En esa época, Riyadh estaba siendo construida, era una ciudad
en obra, y a este hecho estaba ligada tanta presencia occidental. Nuevos
edificios, autopistas, hospitales, centros comerciales y otras enormes
construcciones de infraestructura estaban siendo realizadas, y entre ellas se
destacaba el nuevo aeropuerto y la universidad saudita.
Resultaba deslumbrante la exhibición de poderío económico. Los
autos que circulaban eran Ferrari, BMW, Mercedes Benz, Jaguar, Porsche,
Lamborghini, Rolls Royce o alguna otra marca de similar categoría. Y era
asombroso que todo ese poder lo obtuvieran por haber descubierto esa sustancia
negra, el petróleo, la riqueza subterránea y oscura que la Madre Naturaleza les
había ofrendado.
Ya caía la tarde y llegamos a casa. Se trataba de una gran
edificación (500 m²) también cercada por muros de mármol blanco y que formaba
parte, con otras pocas viviendas, de un barrio cerrado. Había un espacio
exterior compartido que contaba con una piscina precisamente ubicada frente a
nuestra propiedad. Me impresionó que todo tuviera dimensiones gigantescas:
nuestro dormitorio, el de las chicas, el hall de distribución (que luego usaría
para dar clases de gimnasia a mujeres y niños los días de tormenta de arena).

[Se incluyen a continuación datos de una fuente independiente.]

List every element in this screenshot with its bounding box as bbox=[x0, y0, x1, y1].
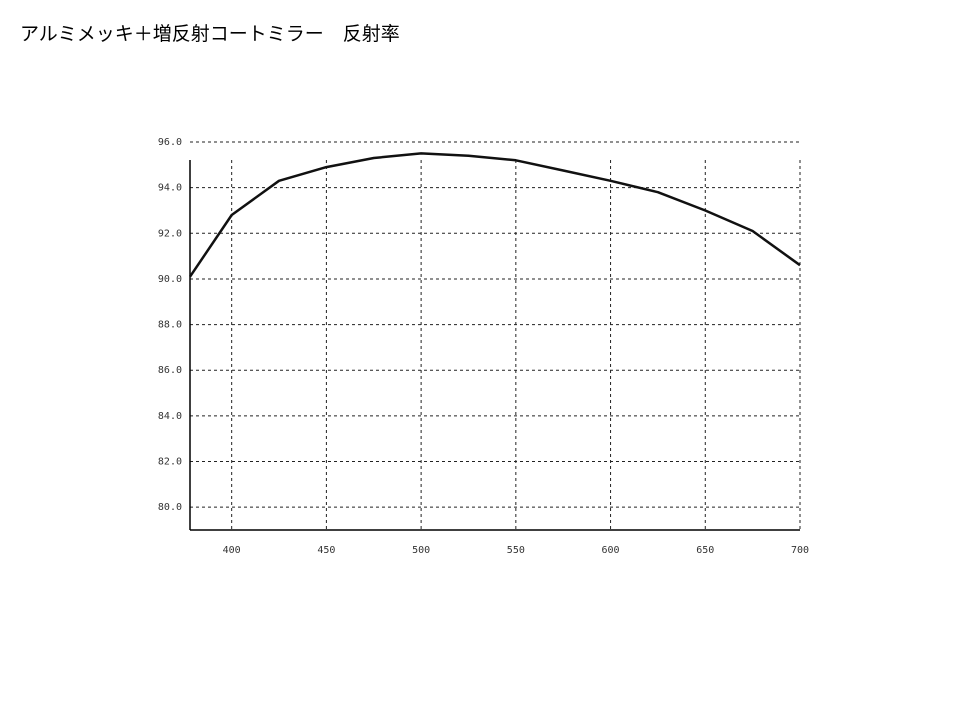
x-tick-label: 450 bbox=[317, 545, 335, 556]
x-tick-label: 550 bbox=[507, 545, 525, 556]
y-tick-label: 84.0 bbox=[158, 411, 182, 422]
y-tick-label: 88.0 bbox=[158, 320, 182, 331]
y-tick-label: 82.0 bbox=[158, 457, 182, 468]
y-tick-label: 80.0 bbox=[158, 502, 182, 513]
x-tick-label: 400 bbox=[223, 545, 241, 556]
y-tick-label: 94.0 bbox=[158, 183, 182, 194]
y-tick-label: 86.0 bbox=[158, 365, 182, 376]
y-tick-label: 96.0 bbox=[158, 137, 182, 148]
chart-title: アルミメッキ＋増反射コートミラー 反射率 bbox=[20, 23, 400, 45]
x-tick-label: 700 bbox=[791, 545, 809, 556]
y-tick-label: 90.0 bbox=[158, 274, 182, 285]
data-line bbox=[188, 152, 801, 278]
x-tick-label: 650 bbox=[696, 545, 714, 556]
x-tick-label: 500 bbox=[412, 545, 430, 556]
y-tick-label: 92.0 bbox=[158, 228, 182, 239]
x-tick-label: 600 bbox=[602, 545, 620, 556]
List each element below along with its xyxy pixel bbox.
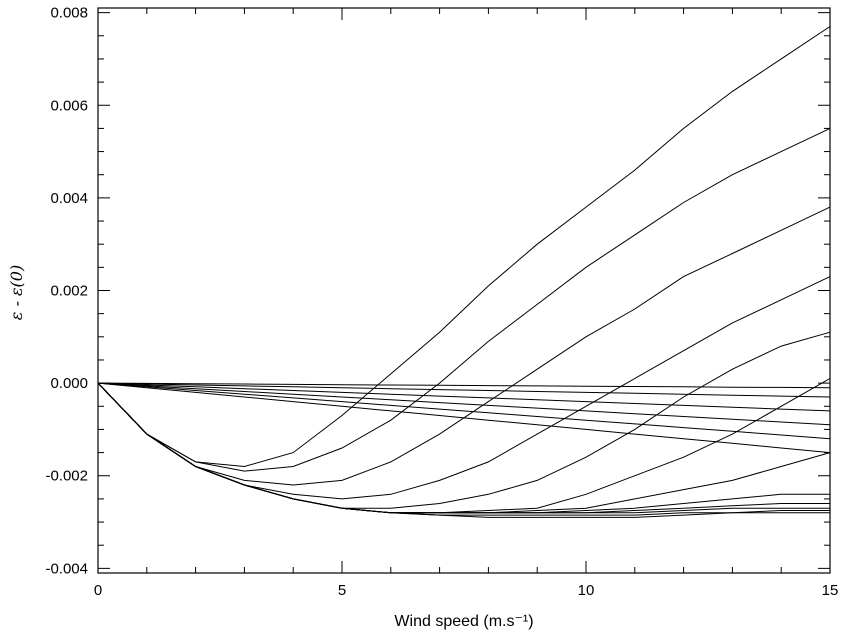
series-line-13 <box>98 383 830 453</box>
y-tick-label: 0.006 <box>50 97 88 114</box>
series-line-5 <box>98 383 830 513</box>
series-line-11 <box>98 128 830 471</box>
series-line-1 <box>98 383 830 517</box>
series-lines <box>98 27 830 518</box>
series-line-7 <box>98 379 830 513</box>
series-line-6 <box>98 383 830 513</box>
x-tick-label: 0 <box>94 582 102 599</box>
y-tick-label: 0.008 <box>50 5 88 22</box>
y-tick-label: 0.004 <box>50 190 88 207</box>
series-line-8 <box>98 332 830 508</box>
plot-frame <box>98 8 830 573</box>
x-tick-label: 10 <box>578 582 595 599</box>
series-line-3 <box>98 383 830 513</box>
y-tick-label: 0.002 <box>50 283 88 300</box>
series-line-15 <box>98 383 830 425</box>
x-tick-label: 5 <box>338 582 346 599</box>
y-axis-title: ε - ε(0) <box>7 265 26 320</box>
x-tick-label: 15 <box>822 582 839 599</box>
series-line-2 <box>98 383 830 515</box>
y-axis: -0.004 -0.002 0.000 0.002 0.004 0.006 0.008 <box>45 5 830 578</box>
y-tick-label: 0.000 <box>50 375 88 392</box>
y-tick-label: -0.004 <box>45 560 88 577</box>
x-axis-title: Wind speed (m.s⁻¹) <box>394 613 533 630</box>
y-tick-label: -0.002 <box>45 468 88 485</box>
series-line-4 <box>98 383 830 513</box>
series-line-12 <box>98 27 830 467</box>
series-line-14 <box>98 383 830 439</box>
series-line-10 <box>98 207 830 485</box>
x-axis: 0 5 10 15 <box>94 8 839 599</box>
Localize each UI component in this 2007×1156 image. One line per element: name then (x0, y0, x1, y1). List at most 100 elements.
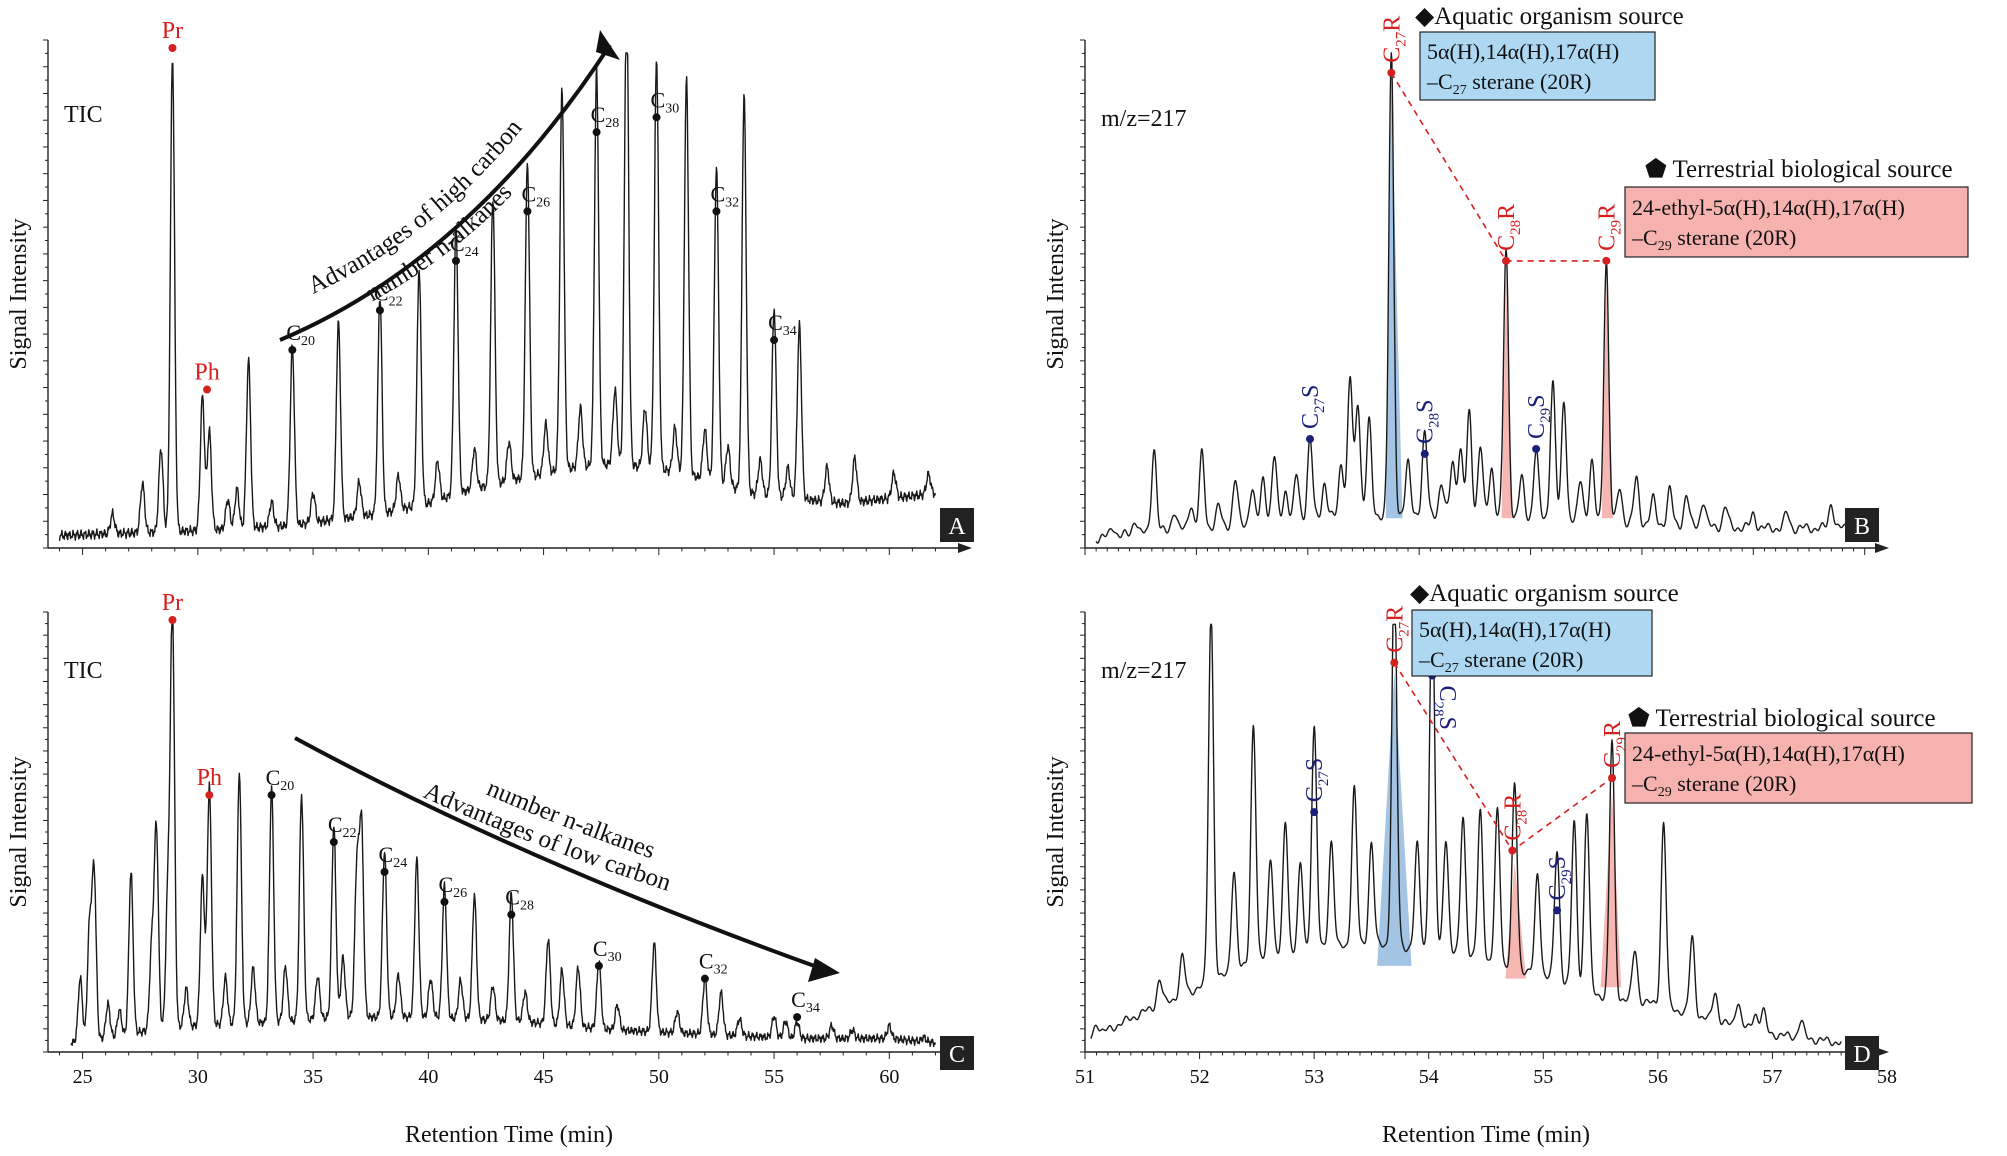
panel-label: D (1853, 1042, 1870, 1068)
x-tick-label: 45 (534, 1066, 554, 1088)
x-tick-label: 54 (1419, 1066, 1439, 1088)
arrow-curve (279, 43, 612, 342)
peak-label: C28S (1413, 400, 1443, 444)
peak-marker (1390, 658, 1399, 667)
peak-label: C29R (1594, 204, 1624, 251)
peak-marker (1420, 449, 1429, 458)
peak-label: Ph (197, 765, 222, 791)
trace-label: m/z=217 (1101, 658, 1187, 684)
peak-marker (329, 838, 338, 847)
trace-label: TIC (64, 658, 103, 684)
peak-marker (712, 207, 721, 216)
x-tick-label: 40 (418, 1066, 438, 1088)
x-tick-label: 52 (1190, 1066, 1210, 1088)
panel-d: 51 52 53 54 55 56 57 58 Retention Time (min) Sign… (1043, 580, 1973, 1148)
terrestrial-legend-box (1624, 186, 1969, 258)
peak-label: C29S (1545, 856, 1575, 900)
x-tick-label: 56 (1648, 1066, 1668, 1088)
y-axis-title: Signal Intensity (1043, 756, 1069, 907)
peak-label: C34 (768, 310, 797, 339)
trace-label: m/z=217 (1101, 106, 1187, 132)
terrestrial-source-legend: ⬟ Terrestrial biological source 24-ethyl-… (1624, 156, 1969, 258)
peak-label: C34 (791, 987, 820, 1016)
aquatic-legend-line1: 5α(H),14α(H),17α(H) (1427, 39, 1619, 64)
y-axis-title: Signal Intensity (6, 218, 32, 369)
peak-marker (1502, 256, 1511, 265)
aquatic-peak-highlight (1377, 671, 1412, 966)
panel-label-box (1845, 1036, 1879, 1070)
panel-label-box (940, 508, 974, 542)
peak-label: C22 (328, 812, 357, 841)
peak-marker (1306, 435, 1315, 444)
peak-label: C20 (266, 765, 295, 794)
chromatogram-trace (1090, 623, 1842, 1047)
peak-label: Pr (162, 18, 183, 44)
x-tick-label: 55 (764, 1066, 784, 1088)
terrestrial-peak-highlight (1505, 863, 1527, 979)
panel-label: C (949, 1042, 965, 1068)
aquatic-source-legend: ◆Aquatic organism source 5α(H),14α(H),17α… (1410, 580, 1679, 677)
peak-label: C30 (651, 87, 680, 116)
trace-label: TIC (64, 102, 103, 128)
x-tick-label: 35 (303, 1066, 323, 1088)
peak-label: C30 (593, 936, 622, 965)
x-tick-label: 53 (1304, 1066, 1324, 1088)
peak-label: C28 (591, 102, 620, 131)
panel-label: B (1854, 514, 1870, 540)
arrow-curve (294, 736, 821, 970)
chromatogram-trace (58, 52, 937, 541)
peak-label: C28 (505, 885, 534, 914)
terrestrial-legend-line1: 24-ethyl-5α(H),14α(H),17α(H) (1632, 741, 1905, 766)
peak-marker (1553, 906, 1562, 915)
peak-marker (793, 1013, 802, 1022)
peak-label: C28R (1494, 204, 1524, 251)
peak-label: C32 (699, 949, 728, 978)
aquatic-legend-line1: 5α(H),14α(H),17α(H) (1419, 617, 1611, 642)
aquatic-legend-title: ◆Aquatic organism source (1415, 3, 1684, 30)
y-axis-title: Signal Intensity (1043, 218, 1069, 369)
dashed-link (1390, 72, 1607, 262)
terrestrial-legend-line2: –C29 sterane (20R) (1631, 771, 1796, 800)
peak-label: Ph (194, 360, 219, 386)
peak-marker (1532, 444, 1541, 453)
arrow-head-icon (596, 30, 620, 60)
terrestrial-source-legend: ⬟ Terrestrial biological source 24-ethyl-… (1624, 705, 1973, 804)
peak-label: C27S (1302, 758, 1332, 802)
peak-label: C28S (1430, 686, 1460, 730)
x-tick-label: 50 (649, 1066, 669, 1088)
x-tick-label: 25 (73, 1066, 93, 1088)
peak-marker (380, 867, 389, 876)
chromatogram-trace (1095, 52, 1866, 544)
peak-marker (168, 44, 177, 52)
aquatic-legend-box (1411, 609, 1653, 677)
dashed-link (1393, 662, 1613, 852)
panel-label-box (1845, 508, 1879, 542)
x-tick-label: 51 (1075, 1066, 1095, 1088)
peak-marker (205, 791, 214, 800)
peak-marker (1387, 68, 1396, 77)
peak-label: C24 (379, 842, 408, 871)
panel-c: 25 30 35 40 45 50 55 60 Retention Time (min) Sign… (6, 590, 974, 1148)
aquatic-legend-line2: –C27 sterane (20R) (1418, 647, 1583, 676)
peak-marker (288, 345, 297, 354)
x-axis-title: Retention Time (min) (405, 1122, 613, 1148)
peak-label: C27R (1379, 16, 1409, 63)
terrestrial-legend-line1: 24-ethyl-5α(H),14α(H),17α(H) (1632, 195, 1905, 220)
y-axis-title: Signal Intensity (6, 756, 32, 907)
x-tick-label: 55 (1533, 1066, 1553, 1088)
peak-marker (1508, 846, 1517, 855)
terrestrial-legend-line2: –C29 sterane (20R) (1631, 225, 1796, 254)
peak-marker (770, 336, 779, 345)
x-axis-arrow-icon (958, 543, 972, 553)
peak-marker (592, 128, 601, 137)
x-tick-label: 60 (879, 1066, 899, 1088)
peak-label: C26 (521, 181, 550, 210)
x-tick-label: 30 (188, 1066, 208, 1088)
peak-label: Pr (162, 590, 183, 616)
peak-marker (375, 306, 384, 315)
peak-marker (523, 207, 532, 216)
terrestrial-legend-box (1624, 732, 1973, 804)
terrestrial-peak-highlight (1600, 790, 1622, 988)
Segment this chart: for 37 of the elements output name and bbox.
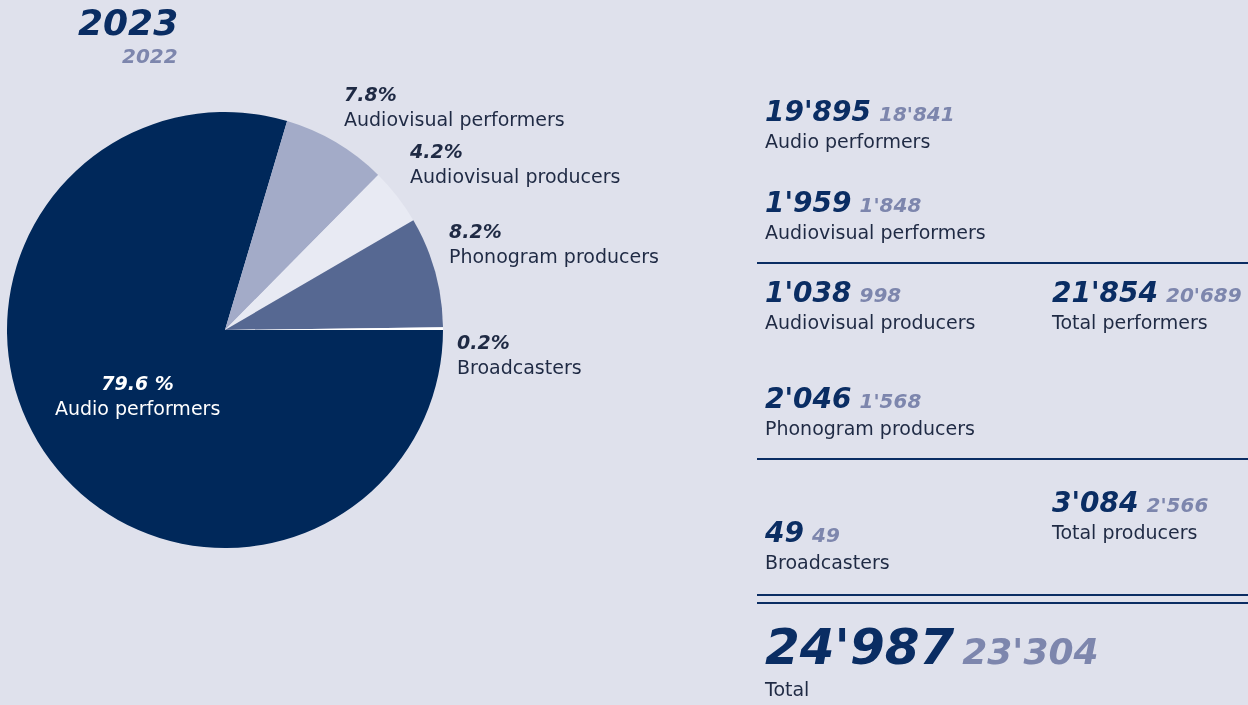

Aún así, estas casas estaban reservadas para los extranjeros, ya que no reunían
las condiciones de confort a las que aspiraban los árabes más acomodados,
quienes podían vivir en casas de más de 2.000 m², con jardines, fuentes y
cocheras con capacidad para más de 10 vehículos.
Uno de estos privilegiados vivía enfrente de nosotros. Se
trataba, según nos dijeron, de un príncipe saudí. Desde el primer piso alcanzaba
a ver la zona de su garaje: tenía capacidad para una docena de coches. Por las
tardes, luego del último sala, me dedicaba a observar desde la ventana de
mi dormitorio la salida de las mujeres del príncipe que ascendían a los autos.
En general eran cuatro, pero podían ser más. El portero, vestido con el blanco
zobe y reluciente tocado en su cabeza, desplegaba una alfombra roja sobre
la cual las mujeres caminaban hacia el Jaguar color crema con vidrios
polarizados y manijas de oro que las estaba esperando, absolutamente cubiertas
por vestidos de velo negro. La imagen era irresistible, sugestiva, y producía en
mí la fascinación de estar viviendo un cuento de hadas; era casi como verlas
salir en alfombras mágicas. Me preguntaba cómo serían aquellas mujeres. Nunca
pude ver sus rostros, pero siempre las imaginé bellísimas.